Effects of Pacing Properties on Performance in Long-Distance Running

This article focuses on the performance of runners in official races. Based on extensive public data from participants of races organized by the Boston Athletic Association, we demonstrate how different pacing profiles can affect the performance in a race. An athlete's pacing profile refers to the running speed at various stages of the race. We aim to provide practical, data-driven advice for professional as well as recreational runners. Our data collection covers 3 years of data made public by the race organizers, and primarily concerns the times at various intermediate points, giving an indication of the speed profile of the individual runner. We consider the 10 km, half marathon, and full marathon, leading to a data set of 120,472 race results.
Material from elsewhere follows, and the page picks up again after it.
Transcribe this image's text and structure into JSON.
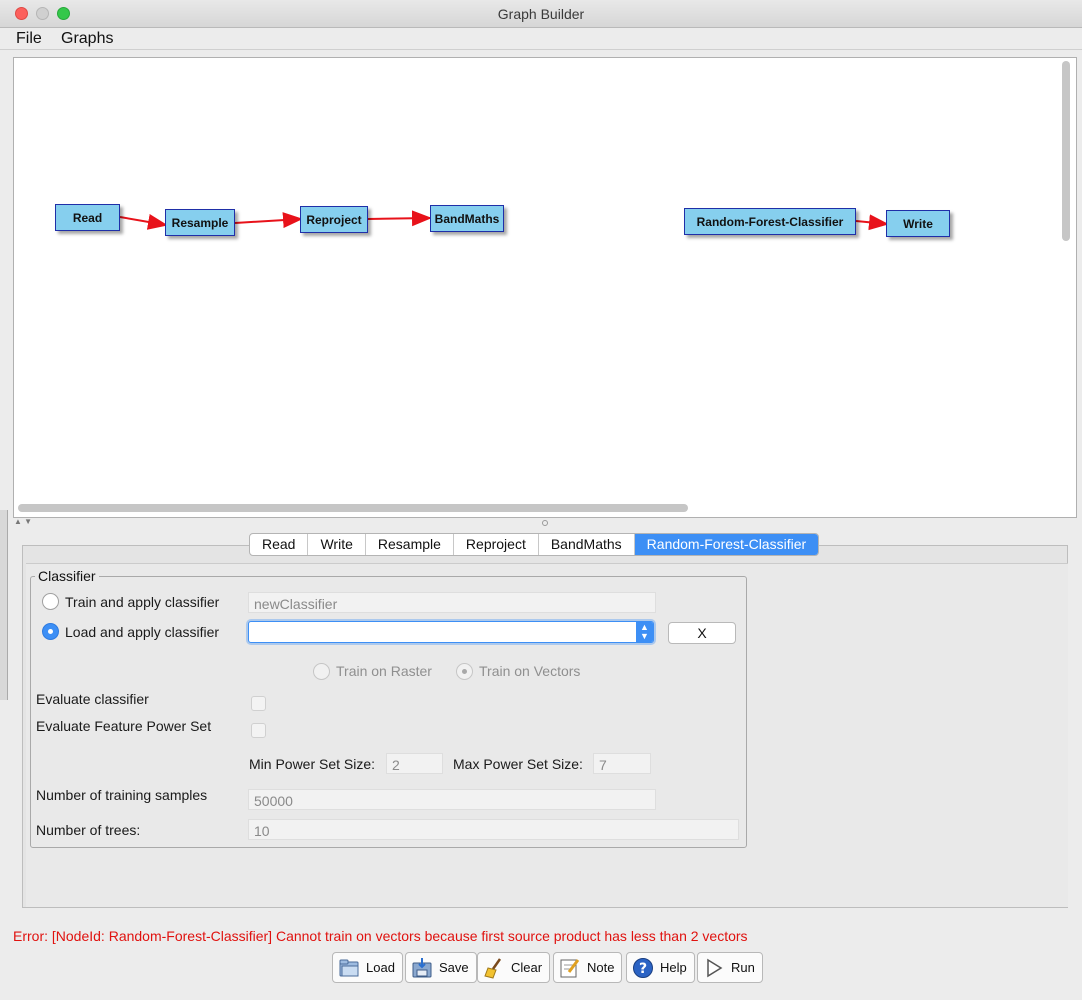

Although these data were not primarily recorded for scientific analysis, we demonstrate that valuable information can be gleaned from these substantial data about the right way to approach a running challenge. In this article, we focus on the role of race distance, gender, age, and the pacing profile. Since age is a crucial but complex determinant of performance, we first model the age effect in a gender- and distance-specific manner. We consider polynomials of high degree and use cross-validation to select models that are both accurate and of sufficient generalizability. After that, we perform clustering of the race profiles to identify the dominant pacing profiles that runners select. Finally, after having compensated for age influences, we apply a descriptive pattern mining approach to select reliable and informative aspects of pacing that most determine an optimal performance. The mining paradigm produces relatively simple and readable patterns, such that both professionals and amateurs can use the results to their benefit.